Futurice
- Type: Joint stock company
- Industry: Information technology
- Founded: 2000 (Helsinki, Finland)
- Founder: Tuomas Syrjänen
- Headquarters: Helsinki, Finland
- Key people: Simo Leisti (CEO) Hanna Maria Sievinen (Chair of the Board)
- Products: Software development Mobile software
- Revenue: Turnover: 73 million € (2020)
- Owner: Founders, personnel, Finnish pension funds
- Number of employees: 629
- Website: www.futurice.com

= Futurice =

Digital innovation and engineering company with Finnish roots

Futurice is a digital software and engineering company with Finnish roots. The core business is developing and designing digital services and products. Futurice's mission statement is "to catalyze progress by building and learning together." It was founded in 2000 and by 2019 it had employed more than 500 professionals. In 2012 and 2013, Futurice was chosen by the “Great Place” and “Work Institute” as the best place to work in both Finland and in Europe.

== Operations ==
In the Deloitte Technology Fast 50, Futurice has been on the list for eight consecutive years, ranking first in 2008. Futurice's revenue in 2011 was about 9.8 million euros, and the revenue for 2017 was 50.2 million euros. The company's business has been profitable.

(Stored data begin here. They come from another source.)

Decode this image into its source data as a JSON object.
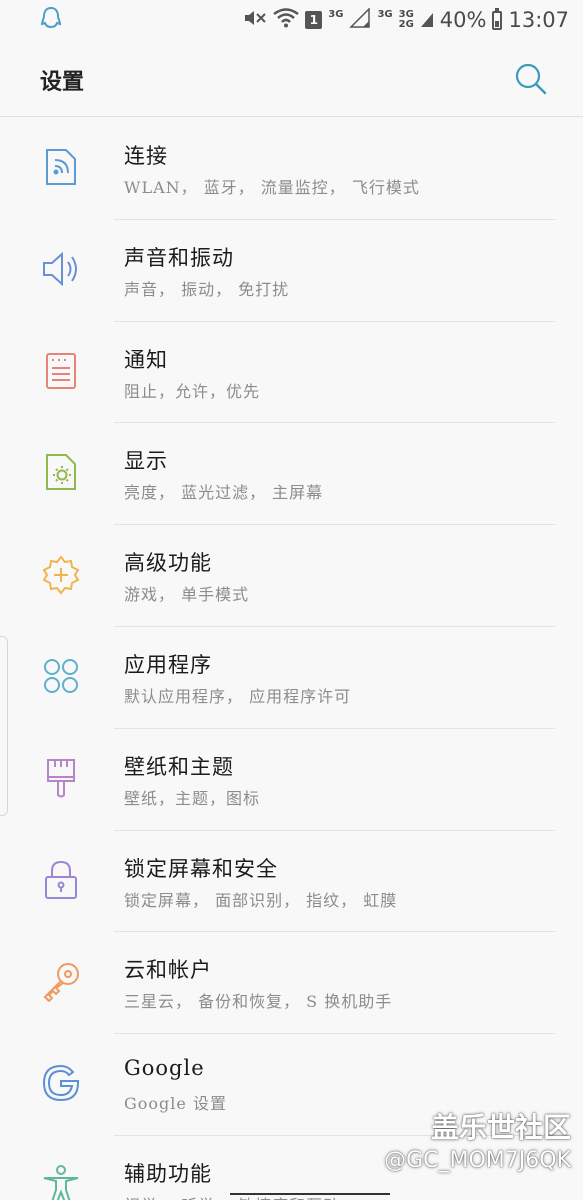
{
  "status_bar": {
    "network_3g_a": "3G",
    "network_3g_b": "3G",
    "network_3g2g_top": "3G",
    "network_3g2g_bottom": "2G",
    "badge": "1",
    "battery": "40%",
    "time": "13:07",
    "icons": [
      "notification-icon",
      "mute-icon",
      "wifi-icon",
      "signal-icon",
      "battery-icon"
    ]
  },
  "header": {
    "title": "设置",
    "search_icon": "search-icon"
  },
  "settings": [
    {
      "title": "连接",
      "subtitle": "WLAN， 蓝牙， 流量监控， 飞行模式",
      "icon": "connections-icon",
      "color": "#5b9bd5"
    },
    {
      "title": "声音和振动",
      "subtitle": "声音， 振动， 免打扰",
      "icon": "sound-icon",
      "color": "#6b8fd6"
    },
    {
      "title": "通知",
      "subtitle": "阻止，允许，优先",
      "icon": "notification-icon",
      "color": "#e8837a"
    },
    {
      "title": "显示",
      "subtitle": "亮度， 蓝光过滤， 主屏幕",
      "icon": "display-icon",
      "color": "#8fb84d"
    },
    {
      "title": "高级功能",
      "subtitle": "游戏， 单手模式",
      "icon": "advanced-features-icon",
      "color": "#f0b44e"
    },
    {
      "title": "应用程序",
      "subtitle": "默认应用程序， 应用程序许可",
      "icon": "apps-icon",
      "color": "#5db1cc"
    },
    {
      "title": "壁纸和主题",
      "subtitle": "壁纸，主题，图标",
      "icon": "wallpaper-brush-icon",
      "color": "#b784c9"
    },
    {
      "title": "锁定屏幕和安全",
      "subtitle": "锁定屏幕， 面部识别， 指纹， 虹膜",
      "icon": "lock-icon",
      "color": "#9b86d6"
    },
    {
      "title": "云和帐户",
      "subtitle": "三星云， 备份和恢复， S 换机助手",
      "icon": "key-icon",
      "color": "#ef9a5e"
    },
    {
      "title": "Google",
      "subtitle": "Google 设置",
      "icon": "google-icon",
      "color": "#5b8fd6"
    },
    {
      "title": "辅助功能",
      "subtitle": "视觉， 听觉， 敏捷度和互动",
      "icon": "accessibility-icon",
      "color": "#5fb89a"
    }
  ],
  "watermark": {
    "line1": "盖乐世社区",
    "line2": "@GC_MOM7J6QK"
  }
}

Futurice's headquarters is in Helsinki. In December 2008, a Tampere branch office was opened. In 2010, Futurice Gmbh was established, and a new office was opened in Berlin, Germany. At the beginning of 2012, Futurice Ltd was established with an office in London. In October 2015, Futurice opened offices in Stockholm and Munich, an Oslo office was opened in May 2018, and their latest office was opened in Stuttgart during the summer of 2019.

==Products and services==
Futurice employs agile software development methodologies. The January 2008, IEEE Consumer Communications and Networking conference (CCNC) saw the introduction of the Apache-, MySQL- and PHP-development environment for Symbian S60 version, Personal Apache MySQL PHP (PAMP) that was developed in collaboration with Nokia and Futurice. Futurice was also accepted to the conference to demonstrate its experimental Peer-to-peer prototype, based on the PAMP development environment. Futurice is also prominent in a specialist role in the Forum Nokia section Talk to the Guru, directed towards other application developers. Futurice is one of the first European companies accepted as a member of Apple's iPhone-developer program.

==Company culture==
Futurice CEO Tuomas Syrjänen was chosen as the Leader of the Year by magazine Fakta in 2013. Mr. Syrjänen has applied lean management methods in his work.